Well, back to my bookmarks and tags: I'm interested in observing on what happens in a repository of LOs where users can bookmark learning resources, socially navigate them in other people's collections, when tags are used and when people can rate and evaluate LOs that they have in their collections. Furthermore, we like to facilitate the creation of lesson plans, like one would create play lists in iTunes.
Recommending educational material to teachers and learners, automatically sequencing course material or aggregating learning resources and delivering personalised learning has in many research oriented projects relied on pedagogical concepts, on learners learning styles, on assessment of previous knowledge and skills, etc. This is probably very useful and has undoubtedly many potentials. (First we only need kind of standardised testing to assess skills and then plentiful pool of varied learning resources that comply to any different learning style, oh yeah, and which definition of learning styles are we going to use...).
Instead, I'm interested in tapping into the social power of a group of educators and their knowledge about what learning resources to use and in what case.

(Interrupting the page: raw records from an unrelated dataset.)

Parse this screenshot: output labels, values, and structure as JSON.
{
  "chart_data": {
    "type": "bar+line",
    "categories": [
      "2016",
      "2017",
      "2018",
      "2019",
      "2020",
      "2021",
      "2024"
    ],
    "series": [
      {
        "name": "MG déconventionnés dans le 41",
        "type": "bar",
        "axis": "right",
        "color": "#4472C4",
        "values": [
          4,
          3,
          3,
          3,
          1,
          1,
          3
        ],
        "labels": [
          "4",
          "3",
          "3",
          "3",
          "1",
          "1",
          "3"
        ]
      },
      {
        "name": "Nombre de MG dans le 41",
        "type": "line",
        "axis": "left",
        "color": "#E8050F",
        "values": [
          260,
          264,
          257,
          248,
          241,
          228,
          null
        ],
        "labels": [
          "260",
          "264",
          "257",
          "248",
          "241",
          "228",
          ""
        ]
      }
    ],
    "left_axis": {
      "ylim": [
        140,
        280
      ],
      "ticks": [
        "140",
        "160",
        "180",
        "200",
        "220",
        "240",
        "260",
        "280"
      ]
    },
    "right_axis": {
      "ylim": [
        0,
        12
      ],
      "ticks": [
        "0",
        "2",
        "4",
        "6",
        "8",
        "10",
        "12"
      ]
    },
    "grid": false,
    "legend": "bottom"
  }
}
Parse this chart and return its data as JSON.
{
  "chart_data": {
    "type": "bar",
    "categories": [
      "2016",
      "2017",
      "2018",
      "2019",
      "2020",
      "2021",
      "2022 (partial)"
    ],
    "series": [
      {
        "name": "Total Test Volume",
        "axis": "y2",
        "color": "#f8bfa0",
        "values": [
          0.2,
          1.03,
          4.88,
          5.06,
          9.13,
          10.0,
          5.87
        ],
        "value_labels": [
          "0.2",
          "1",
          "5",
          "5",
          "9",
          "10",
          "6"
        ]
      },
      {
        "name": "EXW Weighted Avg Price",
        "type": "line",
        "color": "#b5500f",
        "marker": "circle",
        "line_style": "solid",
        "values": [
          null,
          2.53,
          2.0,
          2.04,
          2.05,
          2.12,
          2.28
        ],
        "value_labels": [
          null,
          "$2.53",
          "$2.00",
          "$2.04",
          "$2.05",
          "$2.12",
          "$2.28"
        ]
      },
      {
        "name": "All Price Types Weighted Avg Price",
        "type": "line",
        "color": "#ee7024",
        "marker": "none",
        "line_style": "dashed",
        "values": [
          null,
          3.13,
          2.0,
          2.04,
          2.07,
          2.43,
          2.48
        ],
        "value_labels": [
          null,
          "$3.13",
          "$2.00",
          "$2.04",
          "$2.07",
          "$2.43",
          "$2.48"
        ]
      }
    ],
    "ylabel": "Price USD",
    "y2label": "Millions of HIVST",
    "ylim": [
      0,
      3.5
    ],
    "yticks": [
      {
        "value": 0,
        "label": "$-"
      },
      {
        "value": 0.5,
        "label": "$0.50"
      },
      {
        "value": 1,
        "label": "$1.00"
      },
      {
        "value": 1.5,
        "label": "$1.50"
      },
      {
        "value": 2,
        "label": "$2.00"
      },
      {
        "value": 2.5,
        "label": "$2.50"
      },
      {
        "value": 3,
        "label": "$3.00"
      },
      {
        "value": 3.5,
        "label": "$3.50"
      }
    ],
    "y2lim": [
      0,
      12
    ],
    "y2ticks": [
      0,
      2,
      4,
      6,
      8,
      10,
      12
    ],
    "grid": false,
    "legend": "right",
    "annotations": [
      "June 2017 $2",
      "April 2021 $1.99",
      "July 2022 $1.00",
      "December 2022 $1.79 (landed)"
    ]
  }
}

Instead of looking into personalisation-side of things, I want to see what happens if we just look into socialisation-side of things. Do like others have done-kinda idea. If other people cross the street here, maybe I should cross it here too.
Of course we would have to assume that there are some personalisation going on, each case is unique, after all. But still many cases do resemble one another. And maybe looking into social navigation in an educational context can help us to unlock the problematic and labour intensive questions of recommending educational material.
Additionally, bookmarking comes with tagging, user-generated keywords that people can assign for material to find it later. That's the personal knowledge management side of things. Tags can also create communities, people interested in same things eventually end up using similar names/tags and thus a link is formed. Tags also make us understand better the different meanings and ways that people can understand “a thing”, etc..In the LOR-context tags could make explicit some of the teachers' "folk pedagogy" type of knowledge. Folk pedagogy can be an accumulated set of beliefs, conceptions and assumptions that professors personally hold about the practice of teaching (Bruner, 1996). Maybe this can also unlock something that we don't know of, yet.
Well, some thoughts that I've decided to write down to keep track of my thought.